All the kittens immediately received subcutaneous fluids, pain medication and an injection of long-lasting antibiotics to prevent infections from the burns as well as a special cream to treat their burns at the emergency veterinary hospital. Four of the five kittens were prescribed eye medication for their burnt eyelashes and were checked for eye irritation and damage. The kittens will be under veterinarian’s care and in a foster home for a number of weeks as they heal. When they are ready, they will be scheduled for spay and neuter surgeries.

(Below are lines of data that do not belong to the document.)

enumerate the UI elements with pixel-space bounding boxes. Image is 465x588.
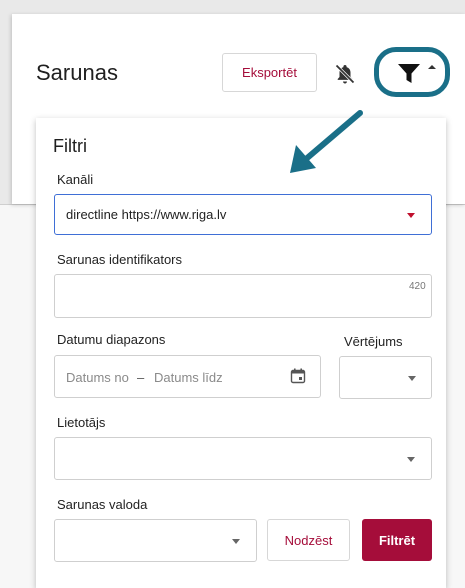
channels-value: directline https://www.riga.lv [66, 207, 227, 222]
calendar-icon[interactable] [290, 368, 306, 384]
apply-filter-button[interactable]: Filtrēt [362, 519, 432, 561]
chevron-down-icon [407, 213, 415, 218]
filters-title: Filtri [53, 136, 87, 156]
language-label: Sarunas valoda [57, 497, 148, 512]
filter-panel [36, 118, 446, 588]
language-select[interactable] [54, 519, 257, 562]
caret-up-icon [428, 65, 436, 69]
funnel-icon [398, 64, 420, 83]
chevron-down-icon [407, 457, 415, 462]
date-range-separator: – [137, 370, 145, 385]
date-from-placeholder: Datums no [66, 370, 129, 385]
rating-select[interactable] [339, 356, 432, 399]
export-button[interactable]: Eksportēt [222, 53, 317, 92]
chevron-down-icon [232, 539, 240, 544]
date-range-input[interactable]: Datums no – Datums līdz [54, 355, 321, 398]
chevron-down-icon [408, 376, 416, 381]
clear-button[interactable]: Nodzēst [267, 519, 350, 561]
date-to-placeholder: Datums līdz [154, 370, 223, 385]
page-title: Sarunas [36, 60, 118, 85]
rating-label: Vērtējums [344, 334, 403, 349]
channels-label: Kanāli [57, 172, 94, 187]
filter-toggle-button[interactable] [374, 47, 450, 97]
user-label: Lietotājs [57, 415, 106, 430]
conversation-id-label: Sarunas identifikators [57, 252, 183, 267]
channels-select[interactable]: directline https://www.riga.lv [54, 194, 432, 235]
date-range-label: Datumu diapazons [57, 332, 166, 347]
bell-off-icon[interactable] [333, 62, 357, 86]
user-select[interactable] [54, 437, 432, 480]
conversation-id-input[interactable]: 420 [54, 274, 432, 318]
character-counter: 420 [409, 281, 426, 292]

“We have the kittens recovering at the home of one of our staff members so they can receive the specialized care they need to recover,” says Sattar. “They are all set up with special litter that won’t stick to their paws or cause them discomfort when they step on it.” Sattar adds that three of the kittens step very gingerly when they walk, sadly the kitten with the most severe burns does not want to walk at all because it is so uncomfortable.

“The four kittens will require eye drops three times a day and will also need their burns treated with ointment three times a day,” says Sattar. “They are getting pain medication a minimum of twice a day.”

Sattar says the kittens have all been purring through their treatment. “It is unbelievable, even on the way to the veterinary hospital prior to any supportive care or pain management, the healthiest of the kittens were playing and acting like kittens,” says Sattar. “The ones with the more serious injuries have just wanted to sleep, heal and cuddle with each other on a plush blanket that doesn’t cause their burns any discomfort.”

The kitten who was least injured will be available for adoption shortly. The other kittens will be available for adoption in mid-July.

When Petsecure Pet Health Insurance* learned about these kittens, the company generously offered to match all medical donations up to $3,500 to help with their care and other animals who need urgent medical help.

* This grant was made by the Definity Insurance Foundation at the recommendation of the Definity Insurance Company Petline Insurance Company.